When you need this preset
Canada’s online passport application asks for a digital photo as a JPEG, and iPhones save photos as HEIC by default. If you took your passport photo on an iPhone, the file is in the wrong format and usually the wrong shape for the upload form. This page converts that HEIC photo to JPG and crops it to the exact pixel size the online application expects, so the file is ready to attach.
It handles the file preparation only. Taking a correct passport photo — plain white background, neutral expression, correct head size and position, even lighting, no shadows — is on you, following the official guidance. This tool does not check any of those things; it changes the format and the dimensions of the file you give it.
What the IRCC digital photo spec says
Per the IRCC photo specifications on canada.ca, a digital passport photo must be a JPEG in a 5:7 aspect ratio, from 420×540 up to 600×780 pixels, with a file size between 240 KB and 4 MB. The background must be plain white, the expression neutral, and — in printed terms — the head measures 31 to 36 mm from chin to crown. This page preselects the 600×780 maximum so the picture keeps the most detail while staying within the accepted range.
A key detail: the 240 KB figure is a minimum, not just an upper limit. That is why this page does not preselect a compression target — a size cap would work against the floor and risk producing a file that is too small. A typical 600×780 JPG made from an iPhone photo lands comfortably inside the 240 KB to 4 MB window on its own. Note too that this digital preset does not replace the paper-application photo: a paper passport application instead uses a printed 50×70 mm photo with the photographer’s information stamped on the back, which no online tool can produce.

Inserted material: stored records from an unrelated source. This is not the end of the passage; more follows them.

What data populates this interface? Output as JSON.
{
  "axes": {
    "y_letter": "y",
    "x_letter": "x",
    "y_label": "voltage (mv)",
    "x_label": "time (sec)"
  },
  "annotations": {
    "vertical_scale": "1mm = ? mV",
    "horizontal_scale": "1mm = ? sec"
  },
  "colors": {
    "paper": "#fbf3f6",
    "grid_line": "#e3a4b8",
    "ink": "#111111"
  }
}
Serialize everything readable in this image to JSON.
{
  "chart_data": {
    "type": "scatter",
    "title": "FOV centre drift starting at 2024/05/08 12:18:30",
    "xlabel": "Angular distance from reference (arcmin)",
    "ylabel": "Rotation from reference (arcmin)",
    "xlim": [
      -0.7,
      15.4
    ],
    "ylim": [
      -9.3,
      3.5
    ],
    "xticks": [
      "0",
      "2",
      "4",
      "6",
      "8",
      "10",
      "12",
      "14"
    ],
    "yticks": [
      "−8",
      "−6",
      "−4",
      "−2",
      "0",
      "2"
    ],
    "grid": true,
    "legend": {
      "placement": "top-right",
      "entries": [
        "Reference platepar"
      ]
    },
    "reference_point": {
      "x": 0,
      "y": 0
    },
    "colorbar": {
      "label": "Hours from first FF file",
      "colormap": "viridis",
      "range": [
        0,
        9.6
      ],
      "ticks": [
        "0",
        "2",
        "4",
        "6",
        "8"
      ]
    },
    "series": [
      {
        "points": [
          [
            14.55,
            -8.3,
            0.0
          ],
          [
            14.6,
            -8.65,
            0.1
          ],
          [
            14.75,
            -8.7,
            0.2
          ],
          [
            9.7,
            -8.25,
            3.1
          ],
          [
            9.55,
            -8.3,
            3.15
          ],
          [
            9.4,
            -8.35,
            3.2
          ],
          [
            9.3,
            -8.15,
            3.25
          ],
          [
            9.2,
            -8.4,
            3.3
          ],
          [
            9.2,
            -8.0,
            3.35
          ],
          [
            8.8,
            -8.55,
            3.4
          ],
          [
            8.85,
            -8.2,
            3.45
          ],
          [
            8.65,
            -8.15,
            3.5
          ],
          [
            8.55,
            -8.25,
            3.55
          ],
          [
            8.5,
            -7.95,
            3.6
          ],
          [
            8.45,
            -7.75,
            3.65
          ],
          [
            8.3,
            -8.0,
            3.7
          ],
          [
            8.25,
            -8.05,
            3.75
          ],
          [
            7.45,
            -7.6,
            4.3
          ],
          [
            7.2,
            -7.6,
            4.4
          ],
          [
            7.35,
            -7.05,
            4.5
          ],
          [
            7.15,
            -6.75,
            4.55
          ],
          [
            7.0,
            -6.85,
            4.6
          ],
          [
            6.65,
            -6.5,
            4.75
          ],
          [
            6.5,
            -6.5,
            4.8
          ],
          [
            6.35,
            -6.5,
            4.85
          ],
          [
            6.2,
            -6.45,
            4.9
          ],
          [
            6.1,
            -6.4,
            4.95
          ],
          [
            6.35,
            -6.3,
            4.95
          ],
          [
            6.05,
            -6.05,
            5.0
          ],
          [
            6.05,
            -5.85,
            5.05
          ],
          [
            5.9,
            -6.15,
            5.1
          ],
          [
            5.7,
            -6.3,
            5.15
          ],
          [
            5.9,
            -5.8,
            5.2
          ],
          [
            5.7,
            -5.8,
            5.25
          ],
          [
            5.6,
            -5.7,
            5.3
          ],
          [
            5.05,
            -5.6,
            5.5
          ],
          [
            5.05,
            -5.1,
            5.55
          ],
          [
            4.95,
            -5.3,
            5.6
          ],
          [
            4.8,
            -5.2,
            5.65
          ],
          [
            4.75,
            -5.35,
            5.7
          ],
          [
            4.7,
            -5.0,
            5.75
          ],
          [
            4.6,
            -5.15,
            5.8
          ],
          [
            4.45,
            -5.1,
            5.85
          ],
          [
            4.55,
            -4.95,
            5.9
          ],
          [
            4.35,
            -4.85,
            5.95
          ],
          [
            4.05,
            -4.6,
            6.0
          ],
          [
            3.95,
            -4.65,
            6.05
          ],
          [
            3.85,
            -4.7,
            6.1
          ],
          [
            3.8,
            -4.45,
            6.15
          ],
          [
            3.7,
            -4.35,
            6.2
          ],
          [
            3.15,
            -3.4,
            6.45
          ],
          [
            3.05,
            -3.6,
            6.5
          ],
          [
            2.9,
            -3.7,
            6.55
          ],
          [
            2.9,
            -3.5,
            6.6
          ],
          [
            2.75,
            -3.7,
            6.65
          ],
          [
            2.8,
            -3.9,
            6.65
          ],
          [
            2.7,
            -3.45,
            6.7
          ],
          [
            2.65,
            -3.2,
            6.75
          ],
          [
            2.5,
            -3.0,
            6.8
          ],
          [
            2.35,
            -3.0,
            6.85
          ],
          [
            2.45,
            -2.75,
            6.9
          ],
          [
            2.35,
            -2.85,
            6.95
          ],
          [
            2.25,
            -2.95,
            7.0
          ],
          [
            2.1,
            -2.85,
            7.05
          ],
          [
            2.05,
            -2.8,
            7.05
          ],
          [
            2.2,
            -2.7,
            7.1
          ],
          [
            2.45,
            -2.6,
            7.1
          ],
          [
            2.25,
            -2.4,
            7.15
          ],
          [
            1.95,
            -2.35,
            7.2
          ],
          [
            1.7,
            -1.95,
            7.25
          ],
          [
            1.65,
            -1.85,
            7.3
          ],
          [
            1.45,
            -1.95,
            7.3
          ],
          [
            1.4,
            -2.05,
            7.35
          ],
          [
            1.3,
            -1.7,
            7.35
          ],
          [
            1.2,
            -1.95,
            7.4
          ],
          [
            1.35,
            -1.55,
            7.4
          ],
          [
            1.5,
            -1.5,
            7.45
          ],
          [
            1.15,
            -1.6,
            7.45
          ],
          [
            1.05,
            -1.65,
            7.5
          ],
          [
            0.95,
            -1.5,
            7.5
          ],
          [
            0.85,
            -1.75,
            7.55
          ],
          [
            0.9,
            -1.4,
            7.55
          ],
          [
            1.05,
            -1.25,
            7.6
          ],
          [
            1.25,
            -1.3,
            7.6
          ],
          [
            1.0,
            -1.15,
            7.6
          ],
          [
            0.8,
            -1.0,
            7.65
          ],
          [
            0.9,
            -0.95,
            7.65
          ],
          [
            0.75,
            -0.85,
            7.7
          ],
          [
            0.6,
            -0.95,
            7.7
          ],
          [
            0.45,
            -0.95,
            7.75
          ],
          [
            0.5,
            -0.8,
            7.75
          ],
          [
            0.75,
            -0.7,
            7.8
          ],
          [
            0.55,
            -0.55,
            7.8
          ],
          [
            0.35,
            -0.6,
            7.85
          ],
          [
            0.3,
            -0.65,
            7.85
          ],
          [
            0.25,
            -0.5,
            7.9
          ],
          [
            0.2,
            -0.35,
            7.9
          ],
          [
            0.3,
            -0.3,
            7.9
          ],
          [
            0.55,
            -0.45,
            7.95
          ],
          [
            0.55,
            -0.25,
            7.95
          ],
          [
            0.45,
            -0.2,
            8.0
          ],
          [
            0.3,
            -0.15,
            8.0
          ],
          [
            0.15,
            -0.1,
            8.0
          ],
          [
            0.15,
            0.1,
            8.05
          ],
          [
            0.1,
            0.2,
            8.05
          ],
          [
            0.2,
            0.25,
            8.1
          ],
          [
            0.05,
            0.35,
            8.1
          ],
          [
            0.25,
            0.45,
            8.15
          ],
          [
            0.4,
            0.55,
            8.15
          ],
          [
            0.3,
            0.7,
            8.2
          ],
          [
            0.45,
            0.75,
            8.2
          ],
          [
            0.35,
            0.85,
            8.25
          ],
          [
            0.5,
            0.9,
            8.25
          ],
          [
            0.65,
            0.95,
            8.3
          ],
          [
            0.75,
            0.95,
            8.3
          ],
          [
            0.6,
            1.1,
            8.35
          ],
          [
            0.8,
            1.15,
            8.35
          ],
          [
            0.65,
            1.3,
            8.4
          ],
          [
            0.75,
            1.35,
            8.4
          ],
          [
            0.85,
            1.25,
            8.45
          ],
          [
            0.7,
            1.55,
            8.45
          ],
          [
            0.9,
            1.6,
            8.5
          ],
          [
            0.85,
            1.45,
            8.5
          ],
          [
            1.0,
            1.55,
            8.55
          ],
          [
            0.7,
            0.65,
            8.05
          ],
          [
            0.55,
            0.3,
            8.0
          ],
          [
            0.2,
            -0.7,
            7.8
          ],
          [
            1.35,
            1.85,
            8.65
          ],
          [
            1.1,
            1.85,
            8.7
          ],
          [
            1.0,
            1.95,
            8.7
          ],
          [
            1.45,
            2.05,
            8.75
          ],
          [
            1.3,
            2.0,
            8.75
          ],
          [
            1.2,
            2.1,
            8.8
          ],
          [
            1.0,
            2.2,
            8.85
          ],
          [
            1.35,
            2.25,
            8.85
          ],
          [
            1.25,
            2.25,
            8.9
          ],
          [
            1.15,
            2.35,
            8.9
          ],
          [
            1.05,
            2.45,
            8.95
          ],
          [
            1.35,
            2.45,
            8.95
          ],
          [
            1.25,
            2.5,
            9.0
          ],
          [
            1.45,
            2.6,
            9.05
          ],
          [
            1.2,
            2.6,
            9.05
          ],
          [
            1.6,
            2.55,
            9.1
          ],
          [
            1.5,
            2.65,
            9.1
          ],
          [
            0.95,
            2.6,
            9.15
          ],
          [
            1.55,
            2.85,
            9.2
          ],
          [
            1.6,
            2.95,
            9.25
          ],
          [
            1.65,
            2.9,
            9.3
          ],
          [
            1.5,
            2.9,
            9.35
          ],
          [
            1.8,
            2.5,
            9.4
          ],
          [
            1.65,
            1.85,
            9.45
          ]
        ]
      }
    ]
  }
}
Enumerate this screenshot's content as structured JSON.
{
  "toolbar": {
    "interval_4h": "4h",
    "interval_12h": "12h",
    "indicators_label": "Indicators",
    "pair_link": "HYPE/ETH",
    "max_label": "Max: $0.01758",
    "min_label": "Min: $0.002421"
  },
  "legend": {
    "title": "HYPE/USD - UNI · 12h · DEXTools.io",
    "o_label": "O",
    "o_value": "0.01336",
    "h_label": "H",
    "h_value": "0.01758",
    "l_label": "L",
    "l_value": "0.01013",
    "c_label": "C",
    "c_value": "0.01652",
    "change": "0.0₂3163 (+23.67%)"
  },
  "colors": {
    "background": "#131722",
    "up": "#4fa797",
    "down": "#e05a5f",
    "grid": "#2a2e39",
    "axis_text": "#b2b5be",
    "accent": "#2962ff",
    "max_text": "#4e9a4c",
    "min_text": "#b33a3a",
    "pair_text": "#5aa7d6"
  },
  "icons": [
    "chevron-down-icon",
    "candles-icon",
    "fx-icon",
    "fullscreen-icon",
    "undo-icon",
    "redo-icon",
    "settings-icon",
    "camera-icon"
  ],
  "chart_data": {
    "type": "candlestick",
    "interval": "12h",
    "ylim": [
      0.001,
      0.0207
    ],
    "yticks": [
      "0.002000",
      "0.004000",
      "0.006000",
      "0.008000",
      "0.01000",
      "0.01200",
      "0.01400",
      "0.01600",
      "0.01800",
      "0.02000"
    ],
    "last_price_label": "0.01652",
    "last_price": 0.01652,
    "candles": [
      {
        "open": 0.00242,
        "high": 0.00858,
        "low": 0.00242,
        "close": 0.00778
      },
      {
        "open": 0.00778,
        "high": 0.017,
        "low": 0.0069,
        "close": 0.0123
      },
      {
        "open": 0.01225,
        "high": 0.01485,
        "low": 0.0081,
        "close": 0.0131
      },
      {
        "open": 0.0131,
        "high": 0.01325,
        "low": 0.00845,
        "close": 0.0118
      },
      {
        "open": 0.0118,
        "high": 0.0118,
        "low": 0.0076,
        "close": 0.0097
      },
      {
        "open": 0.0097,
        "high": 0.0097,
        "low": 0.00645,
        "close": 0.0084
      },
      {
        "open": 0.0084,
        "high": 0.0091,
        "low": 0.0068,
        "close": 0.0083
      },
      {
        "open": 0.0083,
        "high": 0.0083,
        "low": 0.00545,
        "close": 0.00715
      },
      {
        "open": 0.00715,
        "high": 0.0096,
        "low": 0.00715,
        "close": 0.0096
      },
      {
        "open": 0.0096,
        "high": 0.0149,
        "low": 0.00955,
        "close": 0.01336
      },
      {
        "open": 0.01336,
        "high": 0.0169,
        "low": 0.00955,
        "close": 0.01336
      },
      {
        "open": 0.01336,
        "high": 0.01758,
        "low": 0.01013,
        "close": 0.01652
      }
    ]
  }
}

What this tool does and does not do
This tool converts HEIC to JPG, crops to 600×780 pixels, and removes private metadata from the saved file. It does not check face position, head size, background colour, lighting, or expression, and it does not enhance, retouch, or replace the background. heictoimg.com is not an official or government-approved passport tool and does not guarantee that your photo will be approved or accepted by IRCC. You must verify your photo against the current official requirements for your own application. Nothing here is legal or immigration advice.
Private, local conversion
Everything runs in your browser using WebAssembly — your selected image files are not uploaded to heictoimg.com servers. The JPG is re-encoded from decoded pixels, which removes original private metadata such as GPS location, camera details, and the original photo timestamp. You can process up to 50 files at once on desktop and up to 10 on phones and tablets, so a whole family’s photos can be prepared together.